Thirty-four papers were used to estimate the pooled prevalence of subgroups of TD. The pooled prevalence of subclinical hypothyroidism, hypothyroidism, subclinical hyperthyroidism, and hyperthyroidism were found to be 11.87% (95% CI: 6.90, 16.84), 7.75% (95% CI: 5.71, 9.79), 2.49% (95% CI: 0.73, 4.25), and 2.51% (95% CI: 1.89, 3.13), respectively.

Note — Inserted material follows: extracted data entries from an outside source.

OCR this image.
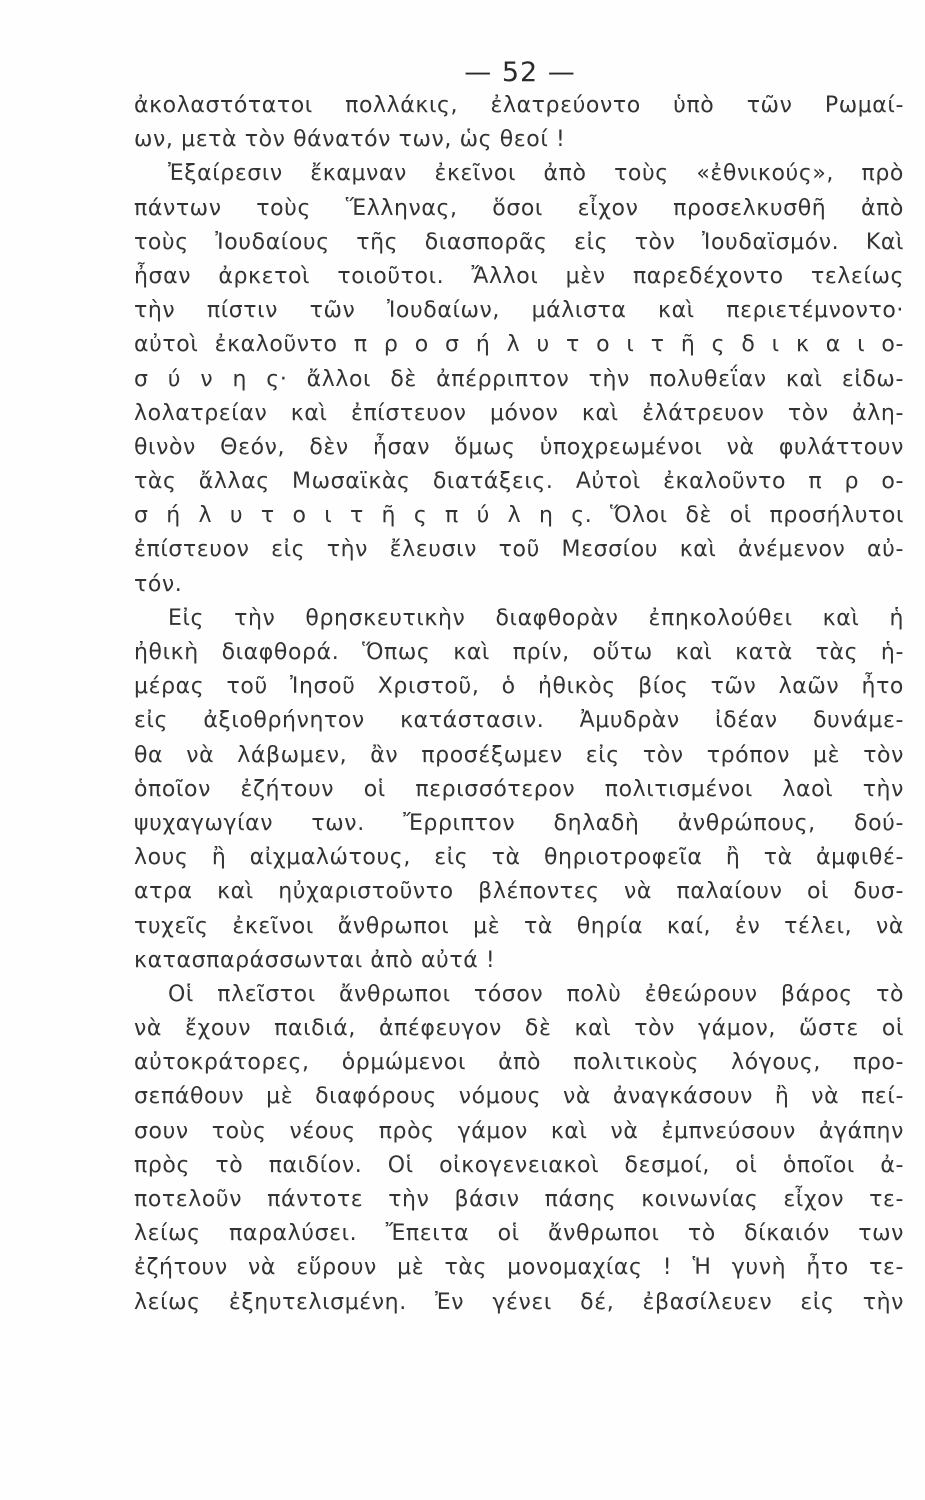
— 52 —
ἀκολαστότατοι πολλάκις, ἐλατρεύοντο ὑπὸ τῶν Ρωμαί-
ων, μετὰ τὸν θάνατόν των, ὡς θεοί !
Ἐξαίρεσιν ἔκαμναν ἐκεῖνοι ἀπὸ τοὺς «ἐθνικούς», πρὸ
πάντων τοὺς Ἕλληνας, ὅσοι εἶχον προσελκυσθῆ ἀπὸ
τοὺς Ἰουδαίους τῆς διασπορᾶς εἰς τὸν Ἰουδαϊσμόν. Καὶ
ἦσαν ἀρκετοὶ τοιοῦτοι. Ἄλλοι μὲν παρεδέχοντο τελείως
τὴν πίστιν τῶν Ἰουδαίων, μάλιστα καὶ περιετέμνοντο·
αὐτοὶ ἐκαλοῦντο π ρ ο σ ή λ υ τ ο ι τ ῆ ς δ ι κ α ι ο-
σ ύ ν η ς· ἄλλοι δὲ ἀπέρριπτον τὴν πολυθεΐαν καὶ εἰδω-
λολατρείαν καὶ ἐπίστευον μόνον καὶ ἐλάτρευον τὸν ἀλη-
θινὸν Θεόν, δὲν ἦσαν ὅμως ὑποχρεωμένοι νὰ φυλάττουν
τὰς ἄλλας Μωσαϊκὰς διατάξεις. Αὐτοὶ ἐκαλοῦντο π ρ ο-
σ ή λ υ τ ο ι τ ῆ ς π ύ λ η ς. Ὅλοι δὲ οἱ προσήλυτοι
ἐπίστευον εἰς τὴν ἔλευσιν τοῦ Μεσσίου καὶ ἀνέμενον αὐ-
τόν.
Εἰς τὴν θρησκευτικὴν διαφθορὰν ἐπηκολούθει καὶ ἡ
ἠθικὴ διαφθορά. Ὅπως καὶ πρίν, οὕτω καὶ κατὰ τὰς ἡ-
μέρας τοῦ Ἰησοῦ Χριστοῦ, ὁ ἠθικὸς βίος τῶν λαῶν ἦτο
εἰς ἀξιοθρήνητον κατάστασιν. Ἀμυδρὰν ἰδέαν δυνάμε-
θα νὰ λάβωμεν, ἂν προσέξωμεν εἰς τὸν τρόπον μὲ τὸν
ὁποῖον ἐζήτουν οἱ περισσότερον πολιτισμένοι λαοὶ τὴν
ψυχαγωγίαν των. Ἔρριπτον δηλαδὴ ἀνθρώπους, δού-
λους ἢ αἰχμαλώτους, εἰς τὰ θηριοτροφεῖα ἢ τὰ ἀμφιθέ-
ατρα καὶ ηὐχαριστοῦντο βλέποντες νὰ παλαίουν οἱ δυσ-
τυχεῖς ἐκεῖνοι ἄνθρωποι μὲ τὰ θηρία καί, ἐν τέλει, νὰ
κατασπαράσσωνται ἀπὸ αὐτά !
Οἱ πλεῖστοι ἄνθρωποι τόσον πολὺ ἐθεώρουν βάρος τὸ
νὰ ἔχουν παιδιά, ἀπέφευγον δὲ καὶ τὸν γάμον, ὥστε οἱ
αὐτοκράτορες, ὁρμώμενοι ἀπὸ πολιτικοὺς λόγους, προ-
σεπάθουν μὲ διαφόρους νόμους νὰ ἀναγκάσουν ἢ νὰ πεί-
σουν τοὺς νέους πρὸς γάμον καὶ νὰ ἐμπνεύσουν ἀγάπην
πρὸς τὸ παιδίον. Οἱ οἰκογενειακοὶ δεσμοί, οἱ ὁποῖοι ἀ-
ποτελοῦν πάντοτε τὴν βάσιν πάσης κοινωνίας εἶχον τε-
λείως παραλύσει. Ἔπειτα οἱ ἄνθρωποι τὸ δίκαιόν των
ἐζήτουν νὰ εὕρουν μὲ τὰς μονομαχίας ! Ἡ γυνὴ ἦτο τε-
λείως ἐξηυτελισμένη. Ἐν γένει δέ, ἐβασίλευεν εἰς τὴν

Subgroup analysis based on the study design showed that the weighted pooled prevalence of TD was 18.97% (95% CI: 15.93, 22.01), 22.17% (95% CI: 16.41, 27.92), 21.32% (95% CI: 14.37, 28.27), 22.33% (95% CI: 4.34, 40.32), 21.70% (95% CI: 18.27, 25.13), and 25% (95% CI: 18.11, 31.89) among the cross-sectional, cohort, case control, retrospective, prospective, and case series respectively. Table 3 shows the summary of the subgroup analysis of studies.

Thirty-eight papers were used to estimate subgroup analysis based on continent. The result showed weighted pooled prevalence of TD was 21% (95% CI: 18.06, 23.94), 21.30% (95% CI: 3.46, 39.13), and 17.85% (95% CI: 12.68, 23.03) in Asia, Europe, and Africa, respectively (Fig. 3).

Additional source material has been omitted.